20. Gelet op het onder 10. geconstateerde gebrek, is het beroep gegrond. De rechtbank vernietigt het bestreden besluit en laat de rechtsgevolgen van het bestreden besluit in stand. De rechtbank ziet echter wel aanleiding om te bepalen dat verweerder het door eiseres betaalde griffierecht moet vergoeden.

Beslissing

De rechtbank:
  • verklaart het beroep gegrond;
  • vernietigt het bestreden besluit;
  • bepaalt dat de rechtsgevolgen van het vernietigde bestreden besluit in stand blijven;
  • draagt verweerder op het door eiseres betaalde griffierecht van € 48,- te vergoeden.
Deze uitspraak is gedaan door mr. S.C.A. van Kuijeren, rechter, in aanwezigheid van mr. A. Belhadi, griffier.
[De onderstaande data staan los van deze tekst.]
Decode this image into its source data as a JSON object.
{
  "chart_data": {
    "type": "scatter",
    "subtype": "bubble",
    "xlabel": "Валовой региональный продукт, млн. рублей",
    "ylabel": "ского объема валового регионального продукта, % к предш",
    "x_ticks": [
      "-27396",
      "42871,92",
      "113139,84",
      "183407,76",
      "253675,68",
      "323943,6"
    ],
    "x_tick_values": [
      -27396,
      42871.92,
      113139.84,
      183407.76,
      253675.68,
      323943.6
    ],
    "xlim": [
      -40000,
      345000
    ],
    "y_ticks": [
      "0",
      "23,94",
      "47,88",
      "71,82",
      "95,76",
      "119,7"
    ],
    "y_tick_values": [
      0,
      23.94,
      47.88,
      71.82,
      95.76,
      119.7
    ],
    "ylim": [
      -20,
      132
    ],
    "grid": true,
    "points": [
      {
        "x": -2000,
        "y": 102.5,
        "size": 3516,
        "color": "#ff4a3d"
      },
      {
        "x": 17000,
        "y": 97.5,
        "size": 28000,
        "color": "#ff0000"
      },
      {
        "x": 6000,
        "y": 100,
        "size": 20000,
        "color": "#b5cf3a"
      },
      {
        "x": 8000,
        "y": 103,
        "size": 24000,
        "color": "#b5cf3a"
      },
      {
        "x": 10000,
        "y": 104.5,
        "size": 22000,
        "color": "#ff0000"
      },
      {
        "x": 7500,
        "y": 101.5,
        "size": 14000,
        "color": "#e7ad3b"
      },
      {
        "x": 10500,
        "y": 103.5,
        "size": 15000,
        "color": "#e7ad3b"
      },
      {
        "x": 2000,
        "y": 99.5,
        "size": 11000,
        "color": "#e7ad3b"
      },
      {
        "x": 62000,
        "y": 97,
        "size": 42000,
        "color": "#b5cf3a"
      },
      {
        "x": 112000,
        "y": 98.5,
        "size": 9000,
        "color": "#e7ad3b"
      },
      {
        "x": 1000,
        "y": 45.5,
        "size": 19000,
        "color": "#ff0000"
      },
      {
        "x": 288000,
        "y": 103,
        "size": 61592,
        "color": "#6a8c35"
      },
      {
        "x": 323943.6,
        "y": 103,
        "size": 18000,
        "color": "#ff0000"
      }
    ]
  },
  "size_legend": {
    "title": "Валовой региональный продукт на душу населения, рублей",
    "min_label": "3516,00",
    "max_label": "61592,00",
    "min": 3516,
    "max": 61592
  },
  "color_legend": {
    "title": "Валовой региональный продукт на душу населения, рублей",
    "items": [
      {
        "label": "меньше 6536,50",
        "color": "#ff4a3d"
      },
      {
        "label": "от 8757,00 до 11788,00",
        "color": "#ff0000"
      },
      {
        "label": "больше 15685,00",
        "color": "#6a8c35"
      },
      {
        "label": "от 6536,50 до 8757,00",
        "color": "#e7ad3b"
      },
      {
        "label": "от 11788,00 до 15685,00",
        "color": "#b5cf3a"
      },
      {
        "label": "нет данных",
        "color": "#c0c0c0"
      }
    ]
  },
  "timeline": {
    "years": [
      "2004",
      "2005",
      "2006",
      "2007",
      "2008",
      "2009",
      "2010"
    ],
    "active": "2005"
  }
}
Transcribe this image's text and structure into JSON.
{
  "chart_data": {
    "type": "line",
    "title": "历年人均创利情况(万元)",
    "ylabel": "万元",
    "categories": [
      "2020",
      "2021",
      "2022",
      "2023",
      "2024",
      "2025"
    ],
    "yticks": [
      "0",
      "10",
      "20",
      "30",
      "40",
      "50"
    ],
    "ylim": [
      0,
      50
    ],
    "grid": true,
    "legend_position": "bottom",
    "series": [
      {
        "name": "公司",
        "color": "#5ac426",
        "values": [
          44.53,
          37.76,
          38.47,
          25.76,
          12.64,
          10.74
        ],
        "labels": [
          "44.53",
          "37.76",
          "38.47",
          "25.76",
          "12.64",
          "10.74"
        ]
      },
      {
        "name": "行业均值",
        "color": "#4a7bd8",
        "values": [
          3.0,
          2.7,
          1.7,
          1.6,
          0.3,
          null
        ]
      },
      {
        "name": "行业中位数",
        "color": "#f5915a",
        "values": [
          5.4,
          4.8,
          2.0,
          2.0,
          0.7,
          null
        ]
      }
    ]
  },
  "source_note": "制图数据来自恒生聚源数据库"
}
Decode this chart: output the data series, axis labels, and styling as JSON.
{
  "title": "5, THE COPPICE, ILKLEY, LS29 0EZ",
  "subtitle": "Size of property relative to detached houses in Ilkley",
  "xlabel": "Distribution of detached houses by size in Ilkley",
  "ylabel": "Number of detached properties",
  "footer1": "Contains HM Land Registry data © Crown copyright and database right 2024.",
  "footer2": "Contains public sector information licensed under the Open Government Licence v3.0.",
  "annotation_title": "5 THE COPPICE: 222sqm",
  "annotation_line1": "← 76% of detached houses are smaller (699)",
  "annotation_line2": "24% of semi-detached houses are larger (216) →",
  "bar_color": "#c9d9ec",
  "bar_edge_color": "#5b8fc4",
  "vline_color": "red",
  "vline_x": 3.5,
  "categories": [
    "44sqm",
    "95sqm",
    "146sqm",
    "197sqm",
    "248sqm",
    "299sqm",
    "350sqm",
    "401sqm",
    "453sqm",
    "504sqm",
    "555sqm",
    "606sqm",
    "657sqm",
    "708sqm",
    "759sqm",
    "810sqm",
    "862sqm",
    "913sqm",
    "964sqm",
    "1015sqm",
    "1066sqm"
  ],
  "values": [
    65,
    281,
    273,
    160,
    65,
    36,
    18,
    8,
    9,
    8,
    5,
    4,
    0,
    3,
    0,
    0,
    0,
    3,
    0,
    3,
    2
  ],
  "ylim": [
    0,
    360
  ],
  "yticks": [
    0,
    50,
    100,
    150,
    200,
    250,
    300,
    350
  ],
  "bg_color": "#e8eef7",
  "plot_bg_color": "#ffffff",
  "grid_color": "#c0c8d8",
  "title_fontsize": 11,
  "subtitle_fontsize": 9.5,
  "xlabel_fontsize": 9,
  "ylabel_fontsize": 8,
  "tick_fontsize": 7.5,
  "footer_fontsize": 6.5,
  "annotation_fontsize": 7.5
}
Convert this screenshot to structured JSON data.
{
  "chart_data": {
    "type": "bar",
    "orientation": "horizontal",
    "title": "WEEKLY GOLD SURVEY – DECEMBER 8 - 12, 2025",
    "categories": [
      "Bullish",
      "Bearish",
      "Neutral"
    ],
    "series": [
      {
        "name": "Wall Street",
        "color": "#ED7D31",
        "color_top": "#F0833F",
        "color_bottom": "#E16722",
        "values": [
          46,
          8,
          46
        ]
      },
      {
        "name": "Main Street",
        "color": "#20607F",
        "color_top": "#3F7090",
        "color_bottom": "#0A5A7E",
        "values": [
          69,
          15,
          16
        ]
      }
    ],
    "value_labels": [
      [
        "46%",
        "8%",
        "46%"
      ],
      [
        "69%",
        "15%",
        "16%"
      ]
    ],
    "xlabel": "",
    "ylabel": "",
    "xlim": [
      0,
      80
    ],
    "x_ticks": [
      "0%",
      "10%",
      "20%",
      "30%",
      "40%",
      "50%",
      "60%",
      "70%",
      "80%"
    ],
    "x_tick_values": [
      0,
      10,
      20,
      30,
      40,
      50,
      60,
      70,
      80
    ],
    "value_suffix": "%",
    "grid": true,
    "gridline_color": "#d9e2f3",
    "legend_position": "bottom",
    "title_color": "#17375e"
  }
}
De beslissing is uitgesproken op 10 februari 2022 en zal openbaar worden gemaakt door publicatie op rechtspraak.nl.
griffier rechter
Afschrift verzonden aan partijen op:

Rechtsmiddel

Tegen deze uitspraak kan binnen zes weken na de dag van verzending daarvan hoger beroep worden ingesteld bij de Centrale Raad van Beroep.

Voetnoten

1.Zie bijvoorbeeld de uitspraak van de CRvB van 1 maart 2019, ECLI:NL:CRVB:2019:689.